「ゾス!(ありがとうございます/承知しました!)」
かつての体育会系営業現場で、上司の指示に0.1秒で反応するこの挨拶は、忠誠心とスピード感の象徴でした。
時代は令和。
働き方改革が叫ばれ、根性論や24時間営業が影を潜めるなか、皮肉にも私たちは「あの頃のスピード感」を別の形で見つけることになりました。
そう、AIです。
文句ひとつ言わず、不眠不休で働き、指示を出せば即座に結果を返してくる。
このAIという存在、実は昭和の営業マネージャーたちが追い求めた「理想の部下」そのものではないでしょうか。
今回は、一見正反対に見える「体育会系文化」と「AI」の、意外すぎる親和性とこれからの組織論について語ります。
AIは、24時間365日「ゾス!」と即レスする
体育会系組織において、最も評価されるのは「レスポンスの速さ」と「徹底した完遂能力」でした。
AIはこの二点において、人間を遥かに凌駕する「最強の体育会系」です。
0.1秒の即レス、そして「ノー」と言わない
上司が「この資料、明日までにまとめておいて」と言ったとき、AIは不満そうな顔ひとつ見せず、数秒で「承知しました」と返答し、実際に数分でアウトプットを出してきます。

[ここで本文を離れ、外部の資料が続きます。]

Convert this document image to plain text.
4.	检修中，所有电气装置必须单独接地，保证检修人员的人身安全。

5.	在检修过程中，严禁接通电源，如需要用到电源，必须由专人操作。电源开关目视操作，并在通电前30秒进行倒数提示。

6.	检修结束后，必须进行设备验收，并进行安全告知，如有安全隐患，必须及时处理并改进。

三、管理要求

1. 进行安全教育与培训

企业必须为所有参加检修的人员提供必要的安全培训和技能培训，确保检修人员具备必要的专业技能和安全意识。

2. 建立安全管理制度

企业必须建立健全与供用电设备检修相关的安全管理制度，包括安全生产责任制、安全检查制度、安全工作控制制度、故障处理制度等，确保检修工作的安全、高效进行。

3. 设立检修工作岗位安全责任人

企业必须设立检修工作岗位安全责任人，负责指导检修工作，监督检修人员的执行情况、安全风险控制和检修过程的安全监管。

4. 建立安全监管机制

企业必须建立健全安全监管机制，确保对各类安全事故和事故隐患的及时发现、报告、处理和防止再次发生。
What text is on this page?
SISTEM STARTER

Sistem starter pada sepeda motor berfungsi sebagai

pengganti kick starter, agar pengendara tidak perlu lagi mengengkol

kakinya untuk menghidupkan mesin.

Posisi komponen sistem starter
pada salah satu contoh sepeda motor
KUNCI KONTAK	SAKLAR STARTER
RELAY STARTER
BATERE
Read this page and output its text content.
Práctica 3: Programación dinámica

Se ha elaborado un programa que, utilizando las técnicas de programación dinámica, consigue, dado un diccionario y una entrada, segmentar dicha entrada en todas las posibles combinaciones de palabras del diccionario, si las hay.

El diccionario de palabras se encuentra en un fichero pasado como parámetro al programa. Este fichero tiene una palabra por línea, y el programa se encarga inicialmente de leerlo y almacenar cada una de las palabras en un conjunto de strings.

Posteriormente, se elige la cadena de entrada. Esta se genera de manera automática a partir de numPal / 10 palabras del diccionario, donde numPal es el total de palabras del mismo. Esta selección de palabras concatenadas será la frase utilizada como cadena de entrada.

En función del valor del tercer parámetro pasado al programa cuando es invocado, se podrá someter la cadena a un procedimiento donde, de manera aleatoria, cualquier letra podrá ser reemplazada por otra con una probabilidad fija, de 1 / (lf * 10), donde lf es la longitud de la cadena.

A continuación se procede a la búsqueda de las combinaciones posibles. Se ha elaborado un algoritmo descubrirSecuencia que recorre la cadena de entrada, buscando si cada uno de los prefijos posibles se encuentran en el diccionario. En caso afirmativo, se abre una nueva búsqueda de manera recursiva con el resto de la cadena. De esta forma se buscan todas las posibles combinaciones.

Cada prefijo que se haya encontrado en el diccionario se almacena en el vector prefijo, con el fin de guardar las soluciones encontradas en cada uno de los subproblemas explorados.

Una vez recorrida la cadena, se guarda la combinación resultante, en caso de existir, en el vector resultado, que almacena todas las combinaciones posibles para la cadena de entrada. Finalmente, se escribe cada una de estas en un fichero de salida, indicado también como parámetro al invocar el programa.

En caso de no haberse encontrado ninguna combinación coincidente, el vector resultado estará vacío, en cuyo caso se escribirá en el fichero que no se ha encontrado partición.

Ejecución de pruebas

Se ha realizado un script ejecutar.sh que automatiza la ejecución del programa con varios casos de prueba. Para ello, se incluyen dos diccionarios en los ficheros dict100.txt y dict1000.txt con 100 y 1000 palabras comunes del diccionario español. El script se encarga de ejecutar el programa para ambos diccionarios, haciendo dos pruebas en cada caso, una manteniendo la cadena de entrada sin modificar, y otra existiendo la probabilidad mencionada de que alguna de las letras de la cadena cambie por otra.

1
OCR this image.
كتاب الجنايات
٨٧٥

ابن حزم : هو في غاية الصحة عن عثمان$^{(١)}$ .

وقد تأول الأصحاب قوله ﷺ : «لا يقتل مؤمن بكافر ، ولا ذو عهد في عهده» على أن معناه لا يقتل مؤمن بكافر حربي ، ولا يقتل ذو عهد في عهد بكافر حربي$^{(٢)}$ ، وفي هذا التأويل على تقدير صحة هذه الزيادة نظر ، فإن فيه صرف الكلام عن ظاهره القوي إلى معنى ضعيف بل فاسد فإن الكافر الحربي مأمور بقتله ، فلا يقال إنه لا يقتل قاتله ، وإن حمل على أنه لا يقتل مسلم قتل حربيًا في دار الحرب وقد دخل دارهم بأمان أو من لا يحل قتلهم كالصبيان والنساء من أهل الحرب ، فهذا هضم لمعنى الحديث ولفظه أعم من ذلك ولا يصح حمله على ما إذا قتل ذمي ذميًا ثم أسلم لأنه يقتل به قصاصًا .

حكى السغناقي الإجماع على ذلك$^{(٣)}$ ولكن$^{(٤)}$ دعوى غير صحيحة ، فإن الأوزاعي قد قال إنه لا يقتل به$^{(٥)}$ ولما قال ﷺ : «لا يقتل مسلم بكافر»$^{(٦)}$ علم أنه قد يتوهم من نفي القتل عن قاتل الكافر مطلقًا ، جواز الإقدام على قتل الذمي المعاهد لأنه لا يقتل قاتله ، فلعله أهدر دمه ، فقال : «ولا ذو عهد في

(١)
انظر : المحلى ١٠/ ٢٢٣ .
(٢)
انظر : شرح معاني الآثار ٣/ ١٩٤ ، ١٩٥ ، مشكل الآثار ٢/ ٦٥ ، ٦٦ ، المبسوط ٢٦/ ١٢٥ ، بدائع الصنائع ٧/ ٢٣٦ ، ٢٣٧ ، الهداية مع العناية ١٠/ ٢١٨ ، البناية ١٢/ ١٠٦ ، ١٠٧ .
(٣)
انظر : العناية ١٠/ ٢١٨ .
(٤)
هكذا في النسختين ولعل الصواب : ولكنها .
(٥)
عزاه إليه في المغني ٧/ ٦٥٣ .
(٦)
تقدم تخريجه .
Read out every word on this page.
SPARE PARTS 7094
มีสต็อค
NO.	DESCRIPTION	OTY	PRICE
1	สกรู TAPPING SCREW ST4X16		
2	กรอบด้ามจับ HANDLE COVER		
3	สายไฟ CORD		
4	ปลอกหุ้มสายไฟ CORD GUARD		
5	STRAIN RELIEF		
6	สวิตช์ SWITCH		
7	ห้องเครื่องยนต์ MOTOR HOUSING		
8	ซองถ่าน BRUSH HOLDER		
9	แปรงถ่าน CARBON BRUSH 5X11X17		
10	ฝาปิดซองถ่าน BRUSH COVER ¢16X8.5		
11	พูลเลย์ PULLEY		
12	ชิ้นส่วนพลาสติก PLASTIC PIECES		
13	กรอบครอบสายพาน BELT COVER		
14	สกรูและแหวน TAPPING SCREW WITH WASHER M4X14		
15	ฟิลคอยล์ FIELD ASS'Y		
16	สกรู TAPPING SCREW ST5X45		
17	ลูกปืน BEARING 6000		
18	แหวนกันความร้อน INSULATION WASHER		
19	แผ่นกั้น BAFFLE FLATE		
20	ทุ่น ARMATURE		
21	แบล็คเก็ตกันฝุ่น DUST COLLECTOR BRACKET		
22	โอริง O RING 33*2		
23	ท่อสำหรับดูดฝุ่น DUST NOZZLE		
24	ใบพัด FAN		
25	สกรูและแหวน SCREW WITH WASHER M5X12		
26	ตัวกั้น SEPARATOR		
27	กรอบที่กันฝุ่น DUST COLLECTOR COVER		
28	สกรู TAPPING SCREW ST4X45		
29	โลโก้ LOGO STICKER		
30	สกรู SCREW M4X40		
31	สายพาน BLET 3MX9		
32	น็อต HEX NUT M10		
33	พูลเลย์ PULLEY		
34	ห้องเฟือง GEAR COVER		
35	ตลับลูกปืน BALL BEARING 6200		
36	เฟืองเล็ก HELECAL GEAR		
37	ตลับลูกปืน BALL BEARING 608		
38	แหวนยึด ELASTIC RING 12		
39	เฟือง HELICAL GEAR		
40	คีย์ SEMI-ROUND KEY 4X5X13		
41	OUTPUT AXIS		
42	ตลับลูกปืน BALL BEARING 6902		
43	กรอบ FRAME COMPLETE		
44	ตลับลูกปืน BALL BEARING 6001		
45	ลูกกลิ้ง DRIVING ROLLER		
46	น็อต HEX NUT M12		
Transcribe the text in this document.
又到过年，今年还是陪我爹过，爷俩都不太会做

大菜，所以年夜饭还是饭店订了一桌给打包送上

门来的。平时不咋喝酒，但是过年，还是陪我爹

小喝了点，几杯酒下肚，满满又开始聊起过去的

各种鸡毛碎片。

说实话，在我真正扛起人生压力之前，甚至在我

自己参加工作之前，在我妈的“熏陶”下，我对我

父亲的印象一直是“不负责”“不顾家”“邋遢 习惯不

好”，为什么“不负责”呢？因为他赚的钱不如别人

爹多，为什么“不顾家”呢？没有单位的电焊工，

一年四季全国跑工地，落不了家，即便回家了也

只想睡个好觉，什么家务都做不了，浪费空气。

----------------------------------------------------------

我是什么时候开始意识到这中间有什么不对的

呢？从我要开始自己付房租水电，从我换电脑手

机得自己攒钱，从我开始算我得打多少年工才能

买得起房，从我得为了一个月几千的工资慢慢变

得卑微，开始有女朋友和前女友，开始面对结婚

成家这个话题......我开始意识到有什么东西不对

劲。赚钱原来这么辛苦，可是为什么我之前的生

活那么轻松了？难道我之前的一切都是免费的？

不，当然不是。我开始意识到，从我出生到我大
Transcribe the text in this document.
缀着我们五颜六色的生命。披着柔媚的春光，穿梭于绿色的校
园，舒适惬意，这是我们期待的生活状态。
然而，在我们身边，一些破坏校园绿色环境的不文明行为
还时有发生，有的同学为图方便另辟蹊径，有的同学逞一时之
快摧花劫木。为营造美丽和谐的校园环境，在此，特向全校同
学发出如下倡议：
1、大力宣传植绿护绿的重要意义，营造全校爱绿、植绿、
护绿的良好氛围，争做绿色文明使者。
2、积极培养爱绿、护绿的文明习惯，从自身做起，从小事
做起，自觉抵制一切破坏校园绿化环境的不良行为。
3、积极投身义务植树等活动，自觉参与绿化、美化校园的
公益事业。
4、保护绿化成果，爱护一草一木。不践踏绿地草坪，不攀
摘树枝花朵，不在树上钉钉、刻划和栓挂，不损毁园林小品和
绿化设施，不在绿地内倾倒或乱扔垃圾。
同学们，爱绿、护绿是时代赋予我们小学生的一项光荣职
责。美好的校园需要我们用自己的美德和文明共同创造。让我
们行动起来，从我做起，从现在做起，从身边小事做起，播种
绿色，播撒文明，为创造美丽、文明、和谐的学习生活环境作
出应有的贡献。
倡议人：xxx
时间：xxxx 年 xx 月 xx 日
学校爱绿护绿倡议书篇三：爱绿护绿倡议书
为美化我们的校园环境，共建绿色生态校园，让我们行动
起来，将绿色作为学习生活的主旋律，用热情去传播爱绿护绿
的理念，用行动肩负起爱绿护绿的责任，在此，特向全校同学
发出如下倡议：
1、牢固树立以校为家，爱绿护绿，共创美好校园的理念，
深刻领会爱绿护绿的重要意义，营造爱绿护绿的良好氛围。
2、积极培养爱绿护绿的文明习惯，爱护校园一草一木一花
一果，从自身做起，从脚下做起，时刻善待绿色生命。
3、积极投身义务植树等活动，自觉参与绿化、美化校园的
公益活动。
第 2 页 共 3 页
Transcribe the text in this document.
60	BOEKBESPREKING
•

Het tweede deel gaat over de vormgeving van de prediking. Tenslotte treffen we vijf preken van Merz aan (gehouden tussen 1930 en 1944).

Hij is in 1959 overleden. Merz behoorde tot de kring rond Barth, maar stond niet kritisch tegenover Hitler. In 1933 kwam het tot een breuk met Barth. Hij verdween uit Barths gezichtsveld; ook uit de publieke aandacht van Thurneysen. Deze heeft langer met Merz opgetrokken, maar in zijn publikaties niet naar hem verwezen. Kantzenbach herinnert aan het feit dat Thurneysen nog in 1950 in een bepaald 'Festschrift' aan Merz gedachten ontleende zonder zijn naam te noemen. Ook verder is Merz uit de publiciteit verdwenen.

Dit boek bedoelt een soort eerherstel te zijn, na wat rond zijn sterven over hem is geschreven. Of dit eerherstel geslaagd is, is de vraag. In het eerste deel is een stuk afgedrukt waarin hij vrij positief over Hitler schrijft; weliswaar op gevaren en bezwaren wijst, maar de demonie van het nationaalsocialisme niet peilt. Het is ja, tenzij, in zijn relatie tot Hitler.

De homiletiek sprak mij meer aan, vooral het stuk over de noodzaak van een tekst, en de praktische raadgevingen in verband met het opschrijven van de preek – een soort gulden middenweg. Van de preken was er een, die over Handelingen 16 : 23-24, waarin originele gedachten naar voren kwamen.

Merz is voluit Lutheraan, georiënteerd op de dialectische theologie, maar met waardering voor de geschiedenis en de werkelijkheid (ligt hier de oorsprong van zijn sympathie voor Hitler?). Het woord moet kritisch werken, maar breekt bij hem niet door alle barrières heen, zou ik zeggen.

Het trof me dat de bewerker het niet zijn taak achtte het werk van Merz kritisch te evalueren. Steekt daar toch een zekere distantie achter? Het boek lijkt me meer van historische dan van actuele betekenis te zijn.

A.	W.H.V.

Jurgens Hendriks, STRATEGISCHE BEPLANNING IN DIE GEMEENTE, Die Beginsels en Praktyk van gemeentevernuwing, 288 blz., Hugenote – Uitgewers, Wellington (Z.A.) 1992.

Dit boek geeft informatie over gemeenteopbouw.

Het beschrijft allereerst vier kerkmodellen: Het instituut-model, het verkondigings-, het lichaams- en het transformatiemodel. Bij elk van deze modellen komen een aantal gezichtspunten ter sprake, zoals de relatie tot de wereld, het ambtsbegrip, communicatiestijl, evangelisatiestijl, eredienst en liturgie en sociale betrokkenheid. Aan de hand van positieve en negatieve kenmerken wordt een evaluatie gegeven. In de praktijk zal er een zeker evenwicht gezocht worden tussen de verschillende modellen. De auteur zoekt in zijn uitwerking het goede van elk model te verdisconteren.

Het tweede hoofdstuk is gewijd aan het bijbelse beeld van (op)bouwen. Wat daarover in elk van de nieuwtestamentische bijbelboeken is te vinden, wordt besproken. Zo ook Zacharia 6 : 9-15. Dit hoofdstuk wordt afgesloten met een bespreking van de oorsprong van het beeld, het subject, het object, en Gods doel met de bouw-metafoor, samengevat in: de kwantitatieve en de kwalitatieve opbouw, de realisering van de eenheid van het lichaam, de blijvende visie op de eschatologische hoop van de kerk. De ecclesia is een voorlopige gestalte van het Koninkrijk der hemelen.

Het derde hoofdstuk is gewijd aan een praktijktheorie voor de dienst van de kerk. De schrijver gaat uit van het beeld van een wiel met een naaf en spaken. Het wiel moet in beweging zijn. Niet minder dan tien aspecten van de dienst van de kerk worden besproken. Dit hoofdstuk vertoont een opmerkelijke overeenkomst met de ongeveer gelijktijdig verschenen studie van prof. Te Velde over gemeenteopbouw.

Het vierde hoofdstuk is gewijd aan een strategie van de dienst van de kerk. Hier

このスピード感と従順さは、まさに「ゾス!」の精神そのものです。
「疲れた」を知らない圧倒的な体力
深夜3時でも、休日の早朝でも、AIの処理能力は落ちません。
かつての営業現場で尊ばれた「不眠不休の根性」を、AIはデジタルな仕組みとして標準装備しています。
しかも、どれだけ厳しい修正を命じても、メンタルを病むことはありません。
昭和の「根性論」が令和の「AIプロンプト」に変わる
かつて上司が部下に求めていた「気合」や「察する能力」は、現代では「精度の高いプロンプト」へと進化しています。
言語化の徹底が「気合」を代替する
昔のマネージャーは「とにかく気合で獲ってこい!」と抽象的な指示を出していましたが、AI相手にはそうはいきません。しかし、「何を、いつまでに、どのような手順でやるか」を徹底的に言語化して指示を出すプロセスは、実はかつての「徹底した現場指導」のデジタル版と言えるのです。
AIという「最強の作業兵」を持つマネージャー
AIを使いこなす現代のマネージャーは、かつて10人の部下を怒鳴り散らして動かしていた以上の出力を、指先一つで生み出しています。
AIは、現代に蘇った「最も効率的で、最も文句を言わない軍団」なのです。
「泥臭さ」を人間に、「スピード」をAIに
ただし、AIがどれだけ「最強のゾス」であったとしても、営業から「泥臭さ」が消えるわけではありません。
最後に心を動かすのは「人間」の熱量
AIは完璧なメールを書き、正確なデータ分析を行いますが、お客様と酒を酌み交わしたり、土下座せんばかりの勢いで謝罪したり、最後に「あなただから買う」と言わせることはできません。
役割分担の最適化
「ゾス!」と言って即座にこなせる作業(リサーチ、資料作成の骨子、メールの型作り)はすべてAIに任せ、人間はAIには絶対にできない「感情のぶつかり合い」や「信頼関係の構築」に全力を注ぐべきです。
これこそが、令和の体育会系組織が進むべき道です。
結び:AIを「可愛い部下」として可愛がれるか
AIを単なるツールとして見るのではなく、かつての「期待の若手」を見るような目で向き合ってみてください。
どれだけ無茶な指示を出しても食らいついてくるAIは、かつて私たちが大切にしていた「徹底した現場主義」や「やり抜く文化」を、最も純粋な形で体現してくれる存在です。
AIに「ゾス!」と言わせるような勢いで使い倒し、空いた時間で人間ならではの熱い営業を仕掛ける。そんな「ハイブリッド体育会系組織」こそが、これからの営業シーンを勝ち抜いていくのだと私は確信しています。
Next Action:
- 今すぐChatGPTに、これまで部下に頼んでいた「ちょっと面倒な作業」を丸投げしてみる。
- AIから返ってきたアウトプットに「ゾス!」と心の中で答え、空いた時間で一番大切な顧客に電話をかける。